Automakers always try their best to disguise their development vehicles whether it be through the use of camouflage or using the sheetmetal off different vehicles. But it seems Ford is becoming the master of disguise. Last year, the company built an all-aluminum 2014 F-150 pickup and put it though the Baja 1000 to test the durability of the aluminum construction. But the company recently revealed that it has been playing around with aluminum much longer than anyone suspected.
Back in 2011, Ford built six examples of the then-current F-150 with something special. The cargo bed, the most abused part in any truck, was made out of aluminum. Those six trucks were then delivered to three outfits across the country – Barrick Mining in Nevada, Walsh Construction in Pennsylvania and Alabama ,and a utility company in North Carolina. The catch was Ford didn't tell any of the outfits that these trucks were something special.

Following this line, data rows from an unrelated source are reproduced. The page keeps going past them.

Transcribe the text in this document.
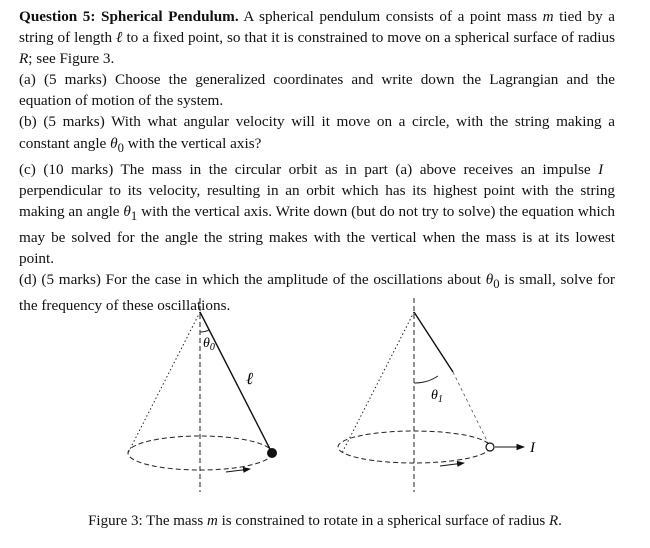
Question 5: Spherical Pendulum. A spherical pendulum consists of a point mass m tied by a string of length ℓ to a fixed point, so that it is constrained to move on a spherical surface of radius R; see Figure 3.

(a) (5 marks) Choose the generalized coordinates and write down the Lagrangian and the equation of motion of the system.

(b) (5 marks) With what angular velocity will it move on a circle, with the string making a constant angle $\theta_0$ with the vertical axis?

(c) (10 marks) The mass in the circular orbit as in part (a) above receives an impulse I⃗ perpendicular to its velocity, resulting in an orbit which has its highest point with the string making an angle $\theta_1$ with the vertical axis. Write down (but do not try to solve) the equation which may be solved for the angle the string makes with the vertical when the mass is at its lowest point.

(d) (5 marks) For the case in which the amplitude of the oscillations about $\theta_0$ is small, solve for the frequency of these oscillations.

$\theta_0$
ℓ
I⃗
$\theta_1$
Figure 3: The mass m is constrained to rotate in a spherical surface of radius R.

“Our customers demand the highest levels of toughness and productivity – so we wanted to test the truck outside, in the harshest conditions and in the hands of real customers – with no limits. But we did not want these customers to know what was different. So, when we gave them the prototype vehicles, we told them to use the trucks like their other hard-working Ford trucks, and we would be back to follow their progress,” said Larry Queener, program manager for the new F-150.
Now, doing something like this is a very risky move, but it seems to have paid off for Ford. The automaker says this testing helped make improvements and changes for the upcoming 2015 F-150.
"For example, we made the cargo box floor thicker to improve strength, and we made modifications to the tailgate based on lessons we learned through customer usage," Denis Kansier, F-150 prototype lead engineer.
As for those six trucks, they are still in use. Barrick Mining puts on 150 to 300 miles per day, and their two trucks combined have accumulated 150,000 miles. The North Carolina utility company puts on average around 200 miles per day on their trucks, and Walsh Construction used their trucks to help in the construction of a hydroelectric dam and highway interchange.